Creating your own RSS feed with HarpJS
A lot of people use RSS feeds to aggregate content they want to know about, and by offering this service from your own website or blog you can help distribute your content a little bit easier to the tech-savvy world. The other day one of my friends asked me if my website had an RSS feed.
It does now. And I'm going to show you how to do get your own.
As you know if you've read my previous posts I use HarpJS to compile my website whenever I create new content. Harp let's you use EJS or Jade to template your website and supports a lot of different content types out of the box. Specifically, I write everything in markdown because I love it, and luckily for you and your RSS feed, Harp supports creating XML documents as well, including templating.

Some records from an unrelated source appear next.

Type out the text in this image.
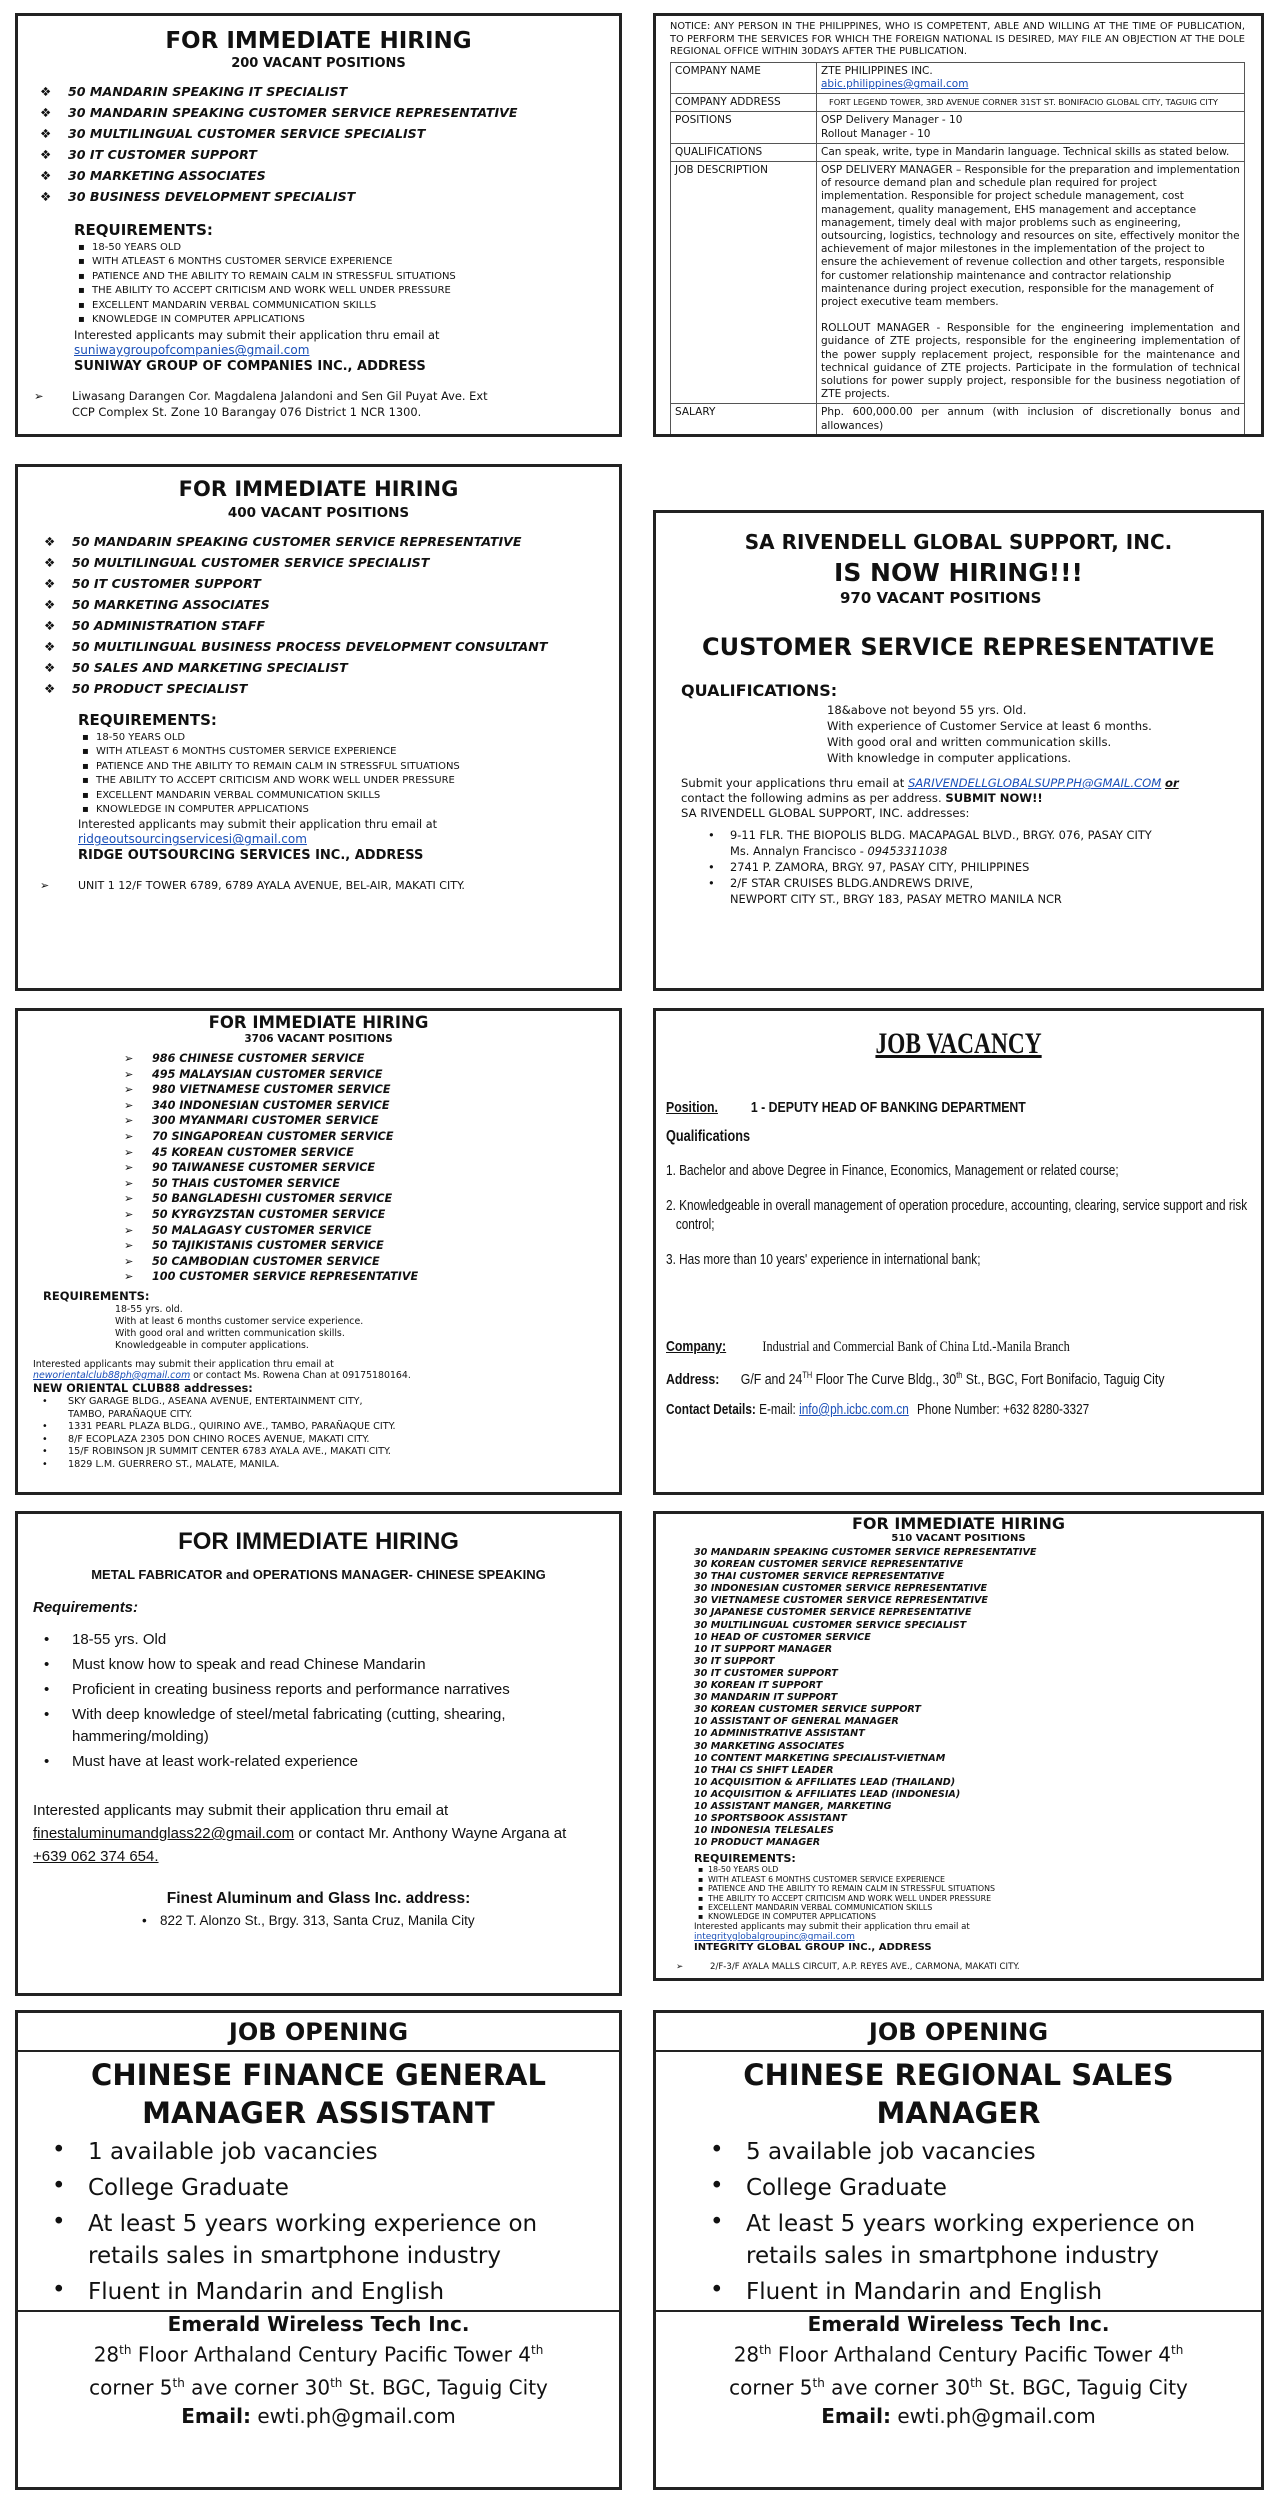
FOR IMMEDIATE HIRING
200 VACANT POSITIONS
❖ 50 MANDARIN SPEAKING IT SPECIALIST
❖ 30 MANDARIN SPEAKING CUSTOMER SERVICE REPRESENTATIVE
❖ 30 MULTILINGUAL CUSTOMER SERVICE SPECIALIST
❖ 30 IT CUSTOMER SUPPORT
❖ 30 MARKETING ASSOCIATES
❖ 30 BUSINESS DEVELOPMENT SPECIALIST
REQUIREMENTS:
▪ 18-50 YEARS OLD
▪ WITH ATLEAST 6 MONTHS CUSTOMER SERVICE EXPERIENCE
▪ PATIENCE AND THE ABILITY TO REMAIN CALM IN STRESSFUL SITUATIONS
▪ THE ABILITY TO ACCEPT CRITICISM AND WORK WELL UNDER PRESSURE
▪ EXCELLENT MANDARIN VERBAL COMMUNICATION SKILLS
▪ KNOWLEDGE IN COMPUTER APPLICATIONS
Interested applicants may submit their application thru email at
suniwaygroupofcompanies@gmail.com
SUNIWAY GROUP OF COMPANIES INC., ADDRESS
➢ Liwasang Darangen Cor. Magdalena Jalandoni and Sen Gil Puyat Ave. Ext
CCP Complex St. Zone 10 Barangay 076 District 1 NCR 1300.
NOTICE: ANY PERSON IN THE PHILIPPINES, WHO IS COMPETENT, ABLE AND WILLING AT THE TIME OF PUBLICATION, TO PERFORM THE SERVICES FOR WHICH THE FOREIGN NATIONAL IS DESIRED, MAY FILE AN OBJECTION AT THE DOLE REGIONAL OFFICE WITHIN 30DAYS AFTER THE PUBLICATION.
COMPANY NAME	ZTE PHILIPPINES INC.
abic.philippines@gmail.com

COMPANY ADDRESS	FORT LEGEND TOWER, 3RD AVENUE CORNER 31ST ST. BONIFACIO GLOBAL CITY, TAGUIG CITY

POSITIONS	OSP Delivery Manager - 10
Rollout Manager - 10

QUALIFICATIONS	Can speak, write, type in Mandarin language. Technical skills as stated below.
JOB DESCRIPTION	OSP DELIVERY MANAGER – Responsible for the preparation and implementation of resource demand plan and schedule plan required for project implementation. Responsible for project schedule management, cost management, quality management, EHS management and acceptance management, timely deal with major problems such as engineering, outsourcing, logistics, technology and resources on site, effectively monitor the achievement of major milestones in the implementation of the project to ensure the achievement of revenue collection and other targets, responsible for customer relationship maintenance and contractor relationship maintenance during project execution, responsible for the management of project executive team members.
ROLLOUT MANAGER - Responsible for the engineering implementation and guidance of ZTE projects, responsible for the engineering implementation of the power supply replacement project, responsible for the maintenance and technical guidance of ZTE projects. Participate in the formulation of technical solutions for power supply project, responsible for the business negotiation of ZTE projects.

SALARY	Php. 600,000.00 per annum (with inclusion of discretionally bonus and allowances)
FOR IMMEDIATE HIRING
400 VACANT POSITIONS
❖ 50 MANDARIN SPEAKING CUSTOMER SERVICE REPRESENTATIVE
❖ 50 MULTILINGUAL CUSTOMER SERVICE SPECIALIST
❖ 50 IT CUSTOMER SUPPORT
❖ 50 MARKETING ASSOCIATES
❖ 50 ADMINISTRATION STAFF
❖ 50 MULTILINGUAL BUSINESS PROCESS DEVELOPMENT CONSULTANT
❖ 50 SALES AND MARKETING SPECIALIST
❖ 50 PRODUCT SPECIALIST
REQUIREMENTS:
▪ 18-50 YEARS OLD
▪ WITH ATLEAST 6 MONTHS CUSTOMER SERVICE EXPERIENCE
▪ PATIENCE AND THE ABILITY TO REMAIN CALM IN STRESSFUL SITUATIONS
▪ THE ABILITY TO ACCEPT CRITICISM AND WORK WELL UNDER PRESSURE
▪ EXCELLENT MANDARIN VERBAL COMMUNICATION SKILLS
▪ KNOWLEDGE IN COMPUTER APPLICATIONS
Interested applicants may submit their application thru email at
ridgeoutsourcingservicesi@gmail.com
RIDGE OUTSOURCING SERVICES INC., ADDRESS
➢	UNIT 1 12/F TOWER 6789, 6789 AYALA AVENUE, BEL-AIR, MAKATI CITY.
SA RIVENDELL GLOBAL SUPPORT, INC.
IS NOW HIRING!!!
970 VACANT POSITIONS
CUSTOMER SERVICE REPRESENTATIVE
QUALIFICATIONS:
18&above not beyond 55 yrs. Old.
With experience of Customer Service at least 6 months.
With good oral and written communication skills.
With knowledge in computer applications.
Submit your applications thru email at SARIVENDELLGLOBALSUPP.PH@GMAIL.COM or
contact the following admins as per address. SUBMIT NOW!!
SA RIVENDELL GLOBAL SUPPORT, INC. addresses:
• 9-11 FLR. THE BIOPOLIS BLDG. MACAPAGAL BLVD., BRGY. 076, PASAY CITY
Ms. Annalyn Francisco - 09453311038
• 2741 P. ZAMORA, BRGY. 97, PASAY CITY, PHILIPPINES
• 2/F STAR CRUISES BLDG.ANDREWS DRIVE,
NEWPORT CITY ST., BRGY 183, PASAY METRO MANILA NCR
FOR IMMEDIATE HIRING
3706 VACANT POSITIONS
➢ 986 CHINESE CUSTOMER SERVICE
➢ 495 MALAYSIAN CUSTOMER SERVICE
➢ 980 VIETNAMESE CUSTOMER SERVICE
➢ 340 INDONESIAN CUSTOMER SERVICE
➢ 300 MYANMARI CUSTOMER SERVICE
➢ 70 SINGAPOREAN CUSTOMER SERVICE
➢ 45 KOREAN CUSTOMER SERVICE
➢ 90 TAIWANESE CUSTOMER SERVICE
➢ 50 THAIS CUSTOMER SERVICE
➢ 50 BANGLADESHI CUSTOMER SERVICE
➢ 50 KYRGYZSTAN CUSTOMER SERVICE
➢ 50 MALAGASY CUSTOMER SERVICE
➢ 50 TAJIKISTANIS CUSTOMER SERVICE
➢ 50 CAMBODIAN CUSTOMER SERVICE
➢ 100 CUSTOMER SERVICE REPRESENTATIVE
REQUIREMENTS:
18-55 yrs. old.
With at least 6 months customer service experience.
With good oral and written communication skills.
Knowledgeable in computer applications.
Interested applicants may submit their application thru email at
neworientalclub88ph@gmail.com or contact Ms. Rowena Chan at 09175180164.
NEW ORIENTAL CLUB88 addresses:
• SKY GARAGE BLDG., ASEANA AVENUE, ENTERTAINMENT CITY, TAMBO, PARAÑAQUE CITY.
• 1331 PEARL PLAZA BLDG., QUIRINO AVE., TAMBO, PARAÑAQUE CITY.
• 8/F ECOPLAZA 2305 DON CHINO ROCES AVENUE, MAKATI CITY.
• 15/F ROBINSON JR SUMMIT CENTER 6783 AYALA AVE., MAKATI CITY.
• 1829 L.M. GUERRERO ST., MALATE, MANILA.
JOB VACANCY
Position. 1 - DEPUTY HEAD OF BANKING DEPARTMENT
Qualifications
1. Bachelor and above Degree in Finance, Economics, Management or related course;
2. Knowledgeable in overall management of operation procedure, accounting, clearing, service support and risk control;
3. Has more than 10 years' experience in international bank;
Company: Industrial and Commercial Bank of China Ltd.-Manila Branch
Address: G/F and 24TH Floor The Curve Bldg., 30th St., BGC, Fort Bonifacio, Taguig City
Contact Details: E-mail: info@ph.icbc.com.cn Phone Number: +632 8280-3327
FOR IMMEDIATE HIRING
METAL FABRICATOR and OPERATIONS MANAGER- CHINESE SPEAKING
Requirements:
• 18-55 yrs. Old
• Must know how to speak and read Chinese Mandarin
• Proficient in creating business reports and performance narratives
• With deep knowledge of steel/metal fabricating (cutting, shearing, hammering/molding)
• Must have at least work-related experience
Interested applicants may submit their application thru email at
finestaluminumandglass22@gmail.com or contact Mr. Anthony Wayne Argana at
+639 062 374 654.
Finest Aluminum and Glass Inc. address:
• 822 T. Alonzo St., Brgy. 313, Santa Cruz, Manila City
FOR IMMEDIATE HIRING
510 VACANT POSITIONS
30 MANDARIN SPEAKING CUSTOMER SERVICE REPRESENTATIVE
30 KOREAN CUSTOMER SERVICE REPRESENTATIVE
30 THAI CUSTOMER SERVICE REPRESENTATIVE
30 INDONESIAN CUSTOMER SERVICE REPRESENTATIVE
30 VIETNAMESE CUSTOMER SERVICE REPRESENTATIVE
30 JAPANESE CUSTOMER SERVICE REPRESENTATIVE
30 MULTILINGUAL CUSTOMER SERVICE SPECIALIST
10 HEAD OF CUSTOMER SERVICE
10 IT SUPPORT MANAGER
30 IT SUPPORT
30 IT CUSTOMER SUPPORT
30 KOREAN IT SUPPORT
30 MANDARIN IT SUPPORT
30 KOREAN CUSTOMER SERVICE SUPPORT
10 ASSISTANT OF GENERAL MANAGER
10 ADMINISTRATIVE ASSISTANT
30 MARKETING ASSOCIATES
10 CONTENT MARKETING SPECIALIST-VIETNAM
10 THAI CS SHIFT LEADER
10 ACQUISITION & AFFILIATES LEAD (THAILAND)
10 ACQUISITION & AFFILIATES LEAD (INDONESIA)
10 ASSISTANT MANGER, MARKETING
10 SPORTSBOOK ASSISTANT
10 INDONESIA TELESALES
10 PRODUCT MANAGER
REQUIREMENTS:
▪ 18-50 YEARS OLD
▪ WITH ATLEAST 6 MONTHS CUSTOMER SERVICE EXPERIENCE
▪ PATIENCE AND THE ABILITY TO REMAIN CALM IN STRESSFUL SITUATIONS
▪ THE ABILITY TO ACCEPT CRITICISM AND WORK WELL UNDER PRESSURE
▪ EXCELLENT MANDARIN VERBAL COMMUNICATION SKILLS
▪ KNOWLEDGE IN COMPUTER APPLICATIONS
Interested applicants may submit their application thru email at
integrityglobalgroupinc@gmail.com
INTEGRITY GLOBAL GROUP INC., ADDRESS
➢	2/F-3/F AYALA MALLS CIRCUIT, A.P. REYES AVE., CARMONA, MAKATI CITY.
JOB OPENING
CHINESE FINANCE GENERAL
MANAGER ASSISTANT
• 1 available job vacancies
• College Graduate
• At least 5 years working experience on retails sales in smartphone industry
• Fluent in Mandarin and English
Emerald Wireless Tech Inc.
28th Floor Arthaland Century Pacific Tower 4th
corner 5th ave corner 30th St. BGC, Taguig City
Email: ewti.ph@gmail.com
JOB OPENING
CHINESE REGIONAL SALES
MANAGER
• 5 available job vacancies
• College Graduate
• At least 5 years working experience on retails sales in smartphone industry
• Fluent in Mandarin and English
Emerald Wireless Tech Inc.
28th Floor Arthaland Century Pacific Tower 4th
corner 5th ave corner 30th St. BGC, Taguig City
Email: ewti.ph@gmail.com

This is the full code that generates my RSS feed, obviously these types
of things depend on the data you have constructed. In my case, each blog
post's meta data (within _data.json
) includes a title,description, and
date already. When I create a new post I add it to the bottom of my list,
which means that to show a listing of each, with the latest at the top,
I have to reverset the list first before I use it:
<?xml version="1.0" encoding="utf-8"?> <rss version="2.0" xmlns:atom="http://www.w3.org/2005/Atom"> <channel> <% var articles = [] var highestDate = 0; for (var slug in public["tech-blog"]._data) { public["tech-blog"]._data[slug].slug = slug if (slug != "index" && slug != "feed" && !public["tech-blog"]._data[slug].draft) { var obj = public["tech-blog"]._data[slug] obj.slug = slug articles.push(obj) if (highestDate < Date.parse(obj.date)) { highestDate = Date.parse(obj.date) } } }; articles.reverse() %> <title>Ethan's Techblog Feed</title> <link>http://ethanjoachimeldridge.info/tech-blog/feed.xml</link> <description>XML RSS 2.0 feed for Ethan Eldridge's tech blog</description> <managingEditor>ejayeldridge@gmail.com (Ethan Eldridge)</managingEditor> <webMaster>ejayeldridge@gmail.com(Ethan Eldridge)</webMaster> <lastBuildDate><%= new Date(highestDate).toGMTString() %></lastBuildDate> <language>en-us</language> <atom:link href="http://ethanjoachimeldridge.info/tech-blog/feed.xml" rel="self" type="application/rss+xml" /> <% for (articleIdx in articles) { %> <item> <title><%- articles[articleIdx].title %></title> <link>http://ethanjoachimeldridge.info/tech-blog/<%= articles[articleIdx].slug %></link> <guid>http://ethanjoachimeldridge.info/tech-blog/<%= articles[articleIdx].slug %></guid> <pubDate><%= new Date(Date.parse(articles[articleIdx].date)).toGMTString() %></pubDate> <description> ![CDATA[<%- articles[articleIdx].description.trim() .replace(/[\u00A0-\u9999<>\&]/gim, function(i) { if(i.charCodeAt(0) == '<'){ console.log(i) } return '&#'+i.charCodeAt(0)+';'; }).replace(/&/gim, '&') %>]] </description> </item> <% } %> </channel> </rss>
Next, the xml
,rss
, and channel
elements are part of the standard
and easily implemented using the examples they give you. Same with the
feed description itself with the title, link, and editor tags. There are
only two items that stood out when creating this feed.
The timestamps for date.
The date's need to be valid RFC 822 timestamps. This means GMT time.
If I were to not call the toGMTString()
function on my dates, then I
would have an invalid feed because I'd get things like this:
Fri Dec 19 2014 08:41:43 GMT-0500 (EST)
Instead of formats like this:
Fri, 19 Dec 2014 13:42:05 GMT
If you're using something like FeedValidator to make sure your feed is valid, then it will complain unless you use the GMT versions.
Links in the Description tag
In your RSS feed, if you're going to put more than just text, you need to
encode the entities of the data and put them into a CDATA
block. The
spec page links to how to format your links, but to do it you need some
tomfoolery with javascript. Namely this:
<description> ![CDATA[<%- articles[articleIdx].description.trim() .replace(/[\u00A0-\u9999<>\&]/gim, function(i) { if(i.charCodeAt(0) == '<'){ console.log(i) } return '&#'+i.charCodeAt(0)+';'; }).replace(/&/gim, '&') %>]] </description>
This replaces all the unicode characters (outside of 127 range) with
their corresponding character code, then turns them into entities. There
is a stackoverflow post describing this in more detail. However, the
answer doesn't mention the .replace(/&/gim, '&')
part, only the
fiddle does.
Once you have these two gotchas under control then you'll be happily displaying your shiny valid RSS feed image in no time!